More than 1,000 software technologists from around the world will gather at the 2008 OOPSLA conference October 19-23 to address the newest trends in improving programming languages, refining the practice of software development, and exploring new programming paradigms.

Janos Sztipanovits, director of the Institute for Software Integrated Systems (ISIS) in the School of Engineering at Vanderbilt University, and a leading expert on model-based design for distributed and embedded software, is a keynote speaker.

In addition to OOPSLA events, Vanderbilt will host a visit and lecture Oct. 22 by Dr. Joseph Sifakis of the University of Grenoble, France. Sifakis is a co-winner of ACM’s A.M. Turing Award, which Sztipanovits describes as  “roughly the Nobel Prize of Computer Science.”

Along with its traditional focus on object orientation, OOPSLA, the international conference on Object-Oriented Programming, Systems, Languages, and Applications, will reflect on how the software programming field is embedded in other disciplines, and the benefits for both perspectives.

OOPSLA 2008 is sponsored by ACM, the Association for Computing Machinery, and ACM SIGPLAN, its Special Interest Group on Programming Languages.

The OOPSLA 2008 (http://www.oopsla.org/oopsla2008/) program includes international speakers, interactive panel discussions, innovative research papers, and inventive demonstrations. Among the topics to be presented are agile software development and other development techniques to programming languages, embedded development and web services. Unorthodox subjects like archeology, anthropology, astronomy are on the conference program as well.

A unique strength of the OOPSLA conference is keynote speakers from outside software development whose work offers useful insights for software developers. Examples include:

– World-renowned Egyptologist Mark Lehner on the infrastructure that supported construction of the great pyramids at Giza, including the social and architectural modularity of provisioning large workforces.

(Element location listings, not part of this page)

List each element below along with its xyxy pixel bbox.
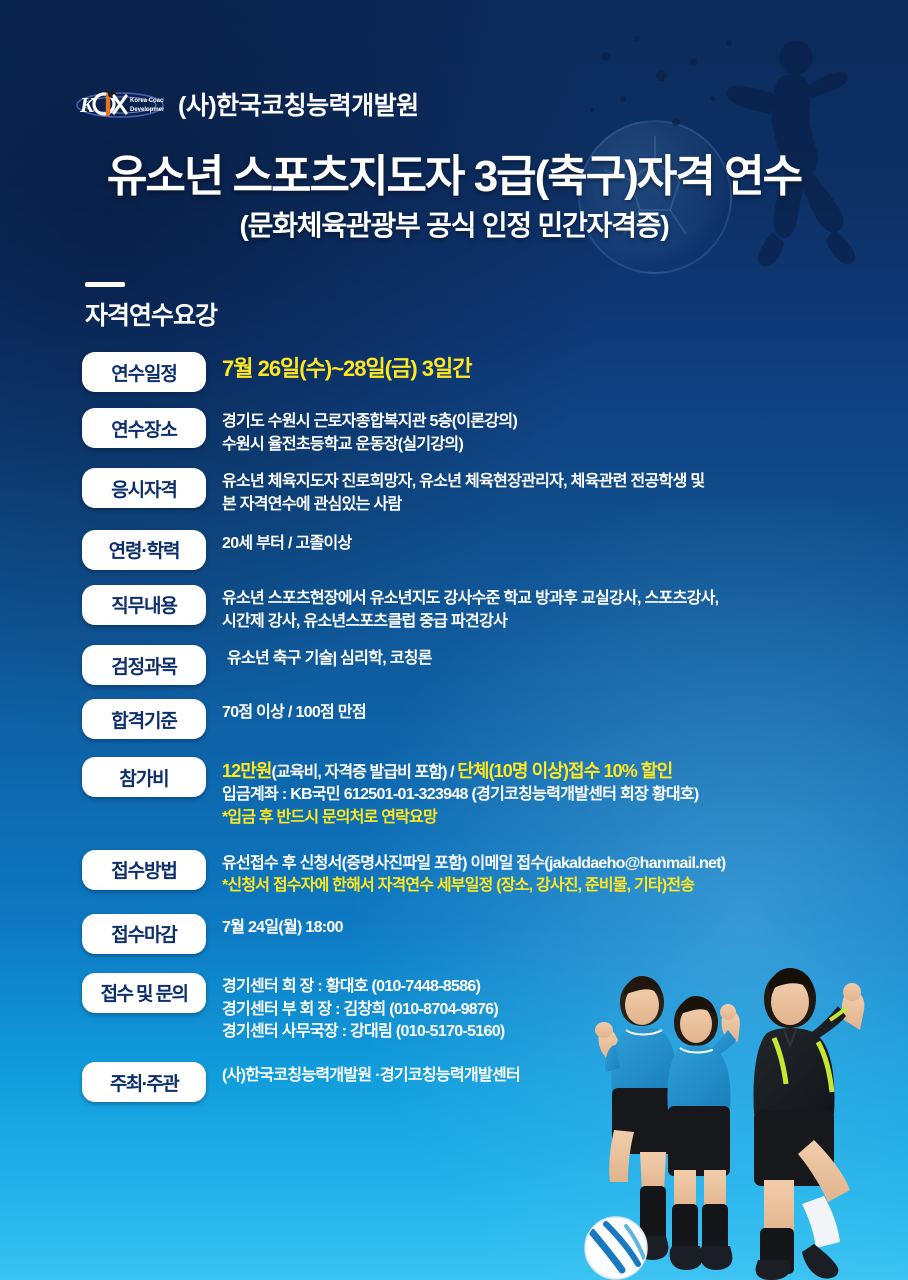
- poster-root: K Korea Coaching Development Center (사)한…: [0, 0, 908, 1280]
- table-row-duty: 직무내용 유소년 스포츠현장에서 유소년지도 강사수준 학교 방과후 교실강사,…: [82, 585, 882, 633]
- table-row-contact: 접수 및 문의 경기센터 회 장 : 황대호 (010-7448-8586) 경…: [82, 973, 882, 1044]
- training-date-text: 7월 26일(수)~28일(금) 3일간: [222, 355, 882, 384]
- deadline-text: 7월 24일(월) 18:00: [222, 917, 882, 940]
- qualification-line-1: 유소년 체육지도자 진로희망자, 유소년 체육현장관리자, 체육관련 전공학생 …: [222, 471, 882, 494]
- row-value-pass-criteria: 70점 이상 / 100점 만점: [206, 699, 882, 725]
- row-label-fee: 참가비: [82, 757, 206, 797]
- row-value-qualification: 유소년 체육지도자 진로희망자, 유소년 체육현장관리자, 체육관련 전공학생 …: [206, 468, 882, 516]
- contact-line-3: 경기센터 사무국장 : 강대림 (010-5170-5160): [222, 1021, 882, 1044]
- apply-line-2: *신청서 접수자에 한해서 자격연수 세부일정 (장소, 강사진, 준비물, 기…: [222, 875, 882, 898]
- apply-line-1: 유선접수 후 신청서(증명사진파일 포함) 이메일 접수(jakaldaeho@…: [222, 853, 882, 876]
- row-label-pass-criteria: 합격기준: [82, 699, 206, 739]
- row-value-fee: 12만원(교육비, 자격증 발급비 포함) / 단체(10명 이상)접수 10%…: [206, 757, 882, 829]
- kcdc-logo-icon: K Korea Coaching Development Center: [76, 87, 164, 121]
- fee-amount-note: (교육비, 자격증 발급비 포함) /: [272, 764, 458, 781]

– Professor Lucy Suchman of Lancaster University, UK on methods for making sense of how people work together, and using those observations to better support their work.

– Professor Sonali Shah of the University of Washington on the social structures that support innovation and entrepreneurship today.

Oher keynote speakers include leading figures from the software development community:

– Rebecca Wirfs-Brock, founder of the consulting firm Wirfs-Brock Associates, and inventor of the Responsibility-Driven Design approach to software development.

– Mark Dominus, best-known for writing “Higher-Order Perl”, in which he adapted higher-order programming techniques widely used in Lisp, Haskell, and SML for use in Perl, the Open Source software used for mission critical projects in the public and private sectors.

OOPSLA 2008 is again hosting an ACM Student Research Competition (SRC), enabling students to interact with researchers and learn about current research in the field. The first round of SRC evaluation will be held jointly with the OOPSLA Poster Session, where authors may present late-breaking results or innovative work in an informal and interactive setting. The SRC shares the Posters session’s goal of facilitating interaction among researchers and attendees. The SRC also affords students real-time experience with both formal presentations and evaluations.

The conference attracts recognized academics, undergraduate students, industrial developers, researchers and managers as well as creators and users of technology from across the globe.